Several weeks before the primary, an appeals court stayed an injunction against the portion of S.B. 1 that criminalizes solicitation of mail ballots. The matter is still pending in the 5th U.S. Circuit Court of Appeals.

Unless courts reinstate the injunction, the problems are likely to persist through the runoff and the general election in November, said Andrew Garber, a fellow with the Brennan Center’s voting rights and elections program. “We’re going to continue to see mail ballots rejected at high rates because it’s confusing,” he told The Intercept. “People are going to continue to be confused, fill out the wrong form, miss information on the form that could be resolved if the qualified election officials were able to print out public notices and preemptively help people do that.”

Texas’s law was designed “to create this exact disenfranchising outcome,” Garber said, and similar problems are likely to arise in at least 18 other states — including Georgia, Florida, Alabama, and Iowa — that joined Texas in passing restrictive new voting laws. “It makes the process of voting harder so that the end result is fewer people can vote.”

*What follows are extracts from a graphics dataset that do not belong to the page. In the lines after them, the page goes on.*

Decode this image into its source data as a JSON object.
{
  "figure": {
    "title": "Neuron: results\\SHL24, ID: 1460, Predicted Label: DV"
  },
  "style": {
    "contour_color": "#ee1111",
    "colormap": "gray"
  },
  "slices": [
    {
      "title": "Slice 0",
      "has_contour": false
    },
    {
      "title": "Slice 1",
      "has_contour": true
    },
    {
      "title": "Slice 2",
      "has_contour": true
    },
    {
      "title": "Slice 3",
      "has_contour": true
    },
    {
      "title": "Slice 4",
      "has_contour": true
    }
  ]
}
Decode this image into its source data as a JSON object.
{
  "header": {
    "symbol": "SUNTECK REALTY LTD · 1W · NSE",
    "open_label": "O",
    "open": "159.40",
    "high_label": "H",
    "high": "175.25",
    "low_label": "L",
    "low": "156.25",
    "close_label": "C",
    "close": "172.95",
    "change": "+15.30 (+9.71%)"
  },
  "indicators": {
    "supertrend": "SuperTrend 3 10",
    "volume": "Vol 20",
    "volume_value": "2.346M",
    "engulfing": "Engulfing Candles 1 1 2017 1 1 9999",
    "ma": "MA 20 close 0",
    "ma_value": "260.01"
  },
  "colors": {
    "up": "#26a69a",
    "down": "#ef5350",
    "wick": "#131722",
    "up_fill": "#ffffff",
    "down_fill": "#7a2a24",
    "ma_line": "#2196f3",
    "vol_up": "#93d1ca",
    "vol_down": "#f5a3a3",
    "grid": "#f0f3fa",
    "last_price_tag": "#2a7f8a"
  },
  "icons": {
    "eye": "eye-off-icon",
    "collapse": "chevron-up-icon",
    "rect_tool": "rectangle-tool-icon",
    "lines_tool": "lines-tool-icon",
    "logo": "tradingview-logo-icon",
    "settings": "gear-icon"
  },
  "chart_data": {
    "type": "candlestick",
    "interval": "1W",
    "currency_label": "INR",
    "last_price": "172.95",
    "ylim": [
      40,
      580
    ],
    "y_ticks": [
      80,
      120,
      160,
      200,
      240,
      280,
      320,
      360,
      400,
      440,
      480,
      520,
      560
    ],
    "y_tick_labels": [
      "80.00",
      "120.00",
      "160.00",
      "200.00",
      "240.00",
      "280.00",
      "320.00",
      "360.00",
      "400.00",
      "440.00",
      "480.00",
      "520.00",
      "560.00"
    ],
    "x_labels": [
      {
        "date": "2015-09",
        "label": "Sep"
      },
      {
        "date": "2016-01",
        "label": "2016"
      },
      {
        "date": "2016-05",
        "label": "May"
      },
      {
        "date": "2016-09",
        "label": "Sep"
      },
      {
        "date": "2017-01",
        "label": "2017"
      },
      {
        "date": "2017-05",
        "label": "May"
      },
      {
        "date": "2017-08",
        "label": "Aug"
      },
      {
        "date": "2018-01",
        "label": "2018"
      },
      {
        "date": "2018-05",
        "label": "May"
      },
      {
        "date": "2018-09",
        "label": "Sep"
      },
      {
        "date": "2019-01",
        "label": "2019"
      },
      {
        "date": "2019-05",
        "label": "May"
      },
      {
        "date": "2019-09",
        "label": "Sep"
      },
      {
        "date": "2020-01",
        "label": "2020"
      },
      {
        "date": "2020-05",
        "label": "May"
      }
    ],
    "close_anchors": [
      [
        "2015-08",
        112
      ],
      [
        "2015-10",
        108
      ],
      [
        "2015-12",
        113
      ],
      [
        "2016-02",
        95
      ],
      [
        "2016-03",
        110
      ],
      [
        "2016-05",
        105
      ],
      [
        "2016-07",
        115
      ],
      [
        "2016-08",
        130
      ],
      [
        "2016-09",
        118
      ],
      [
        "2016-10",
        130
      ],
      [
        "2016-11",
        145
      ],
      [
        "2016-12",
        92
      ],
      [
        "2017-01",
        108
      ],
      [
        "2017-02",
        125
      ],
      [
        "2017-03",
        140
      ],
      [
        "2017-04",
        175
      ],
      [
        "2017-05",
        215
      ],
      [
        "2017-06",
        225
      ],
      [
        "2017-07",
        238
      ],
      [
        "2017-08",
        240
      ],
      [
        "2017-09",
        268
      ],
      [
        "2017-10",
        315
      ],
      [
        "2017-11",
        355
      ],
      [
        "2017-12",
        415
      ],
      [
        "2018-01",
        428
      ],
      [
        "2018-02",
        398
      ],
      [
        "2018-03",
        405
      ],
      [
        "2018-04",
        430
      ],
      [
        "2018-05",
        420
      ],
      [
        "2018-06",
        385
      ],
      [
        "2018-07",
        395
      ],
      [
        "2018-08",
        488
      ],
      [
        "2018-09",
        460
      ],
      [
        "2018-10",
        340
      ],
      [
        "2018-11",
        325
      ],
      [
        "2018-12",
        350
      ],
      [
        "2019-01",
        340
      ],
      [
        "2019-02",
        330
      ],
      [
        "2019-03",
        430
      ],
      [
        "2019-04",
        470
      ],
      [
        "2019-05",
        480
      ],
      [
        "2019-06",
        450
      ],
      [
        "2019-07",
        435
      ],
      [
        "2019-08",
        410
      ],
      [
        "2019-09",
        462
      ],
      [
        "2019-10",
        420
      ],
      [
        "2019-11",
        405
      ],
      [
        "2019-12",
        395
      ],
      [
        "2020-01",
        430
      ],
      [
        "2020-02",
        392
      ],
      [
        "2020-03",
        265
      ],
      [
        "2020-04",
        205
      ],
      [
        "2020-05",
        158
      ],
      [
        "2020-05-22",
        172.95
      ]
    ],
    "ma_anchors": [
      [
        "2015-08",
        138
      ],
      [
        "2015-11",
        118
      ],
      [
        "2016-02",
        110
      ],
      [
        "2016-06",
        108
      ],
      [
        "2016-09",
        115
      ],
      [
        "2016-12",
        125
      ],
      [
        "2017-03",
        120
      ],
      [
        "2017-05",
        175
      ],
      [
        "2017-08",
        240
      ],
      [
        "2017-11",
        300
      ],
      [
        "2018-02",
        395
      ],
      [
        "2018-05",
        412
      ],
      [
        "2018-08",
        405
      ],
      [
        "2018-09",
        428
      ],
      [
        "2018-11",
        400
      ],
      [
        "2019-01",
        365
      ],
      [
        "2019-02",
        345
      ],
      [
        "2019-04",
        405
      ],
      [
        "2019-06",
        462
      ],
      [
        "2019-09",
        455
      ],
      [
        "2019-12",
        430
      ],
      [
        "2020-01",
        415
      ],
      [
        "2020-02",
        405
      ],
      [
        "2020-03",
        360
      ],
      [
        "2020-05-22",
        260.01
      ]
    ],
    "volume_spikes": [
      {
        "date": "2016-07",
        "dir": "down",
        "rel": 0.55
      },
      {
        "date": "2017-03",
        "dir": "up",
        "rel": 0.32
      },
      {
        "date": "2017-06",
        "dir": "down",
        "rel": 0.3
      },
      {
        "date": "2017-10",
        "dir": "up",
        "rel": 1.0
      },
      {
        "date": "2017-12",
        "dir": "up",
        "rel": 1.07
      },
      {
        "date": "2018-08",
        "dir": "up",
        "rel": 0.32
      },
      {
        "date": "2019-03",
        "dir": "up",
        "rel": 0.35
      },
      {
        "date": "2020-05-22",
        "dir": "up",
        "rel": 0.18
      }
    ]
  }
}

The shortage of poll workers has “certainly been made worse in Texas by some of the laws that have been passed,” according to Parr. “Our poll workers have fear of being sued now because of all of the national attention that voting got with the last election and the lies about the voter fraud. It’s harder for us to get poll workers. And that, combined with the lies and Covid, it’s made it much more difficult for us to get the experienced judges that we need for our poll sites for both parties.”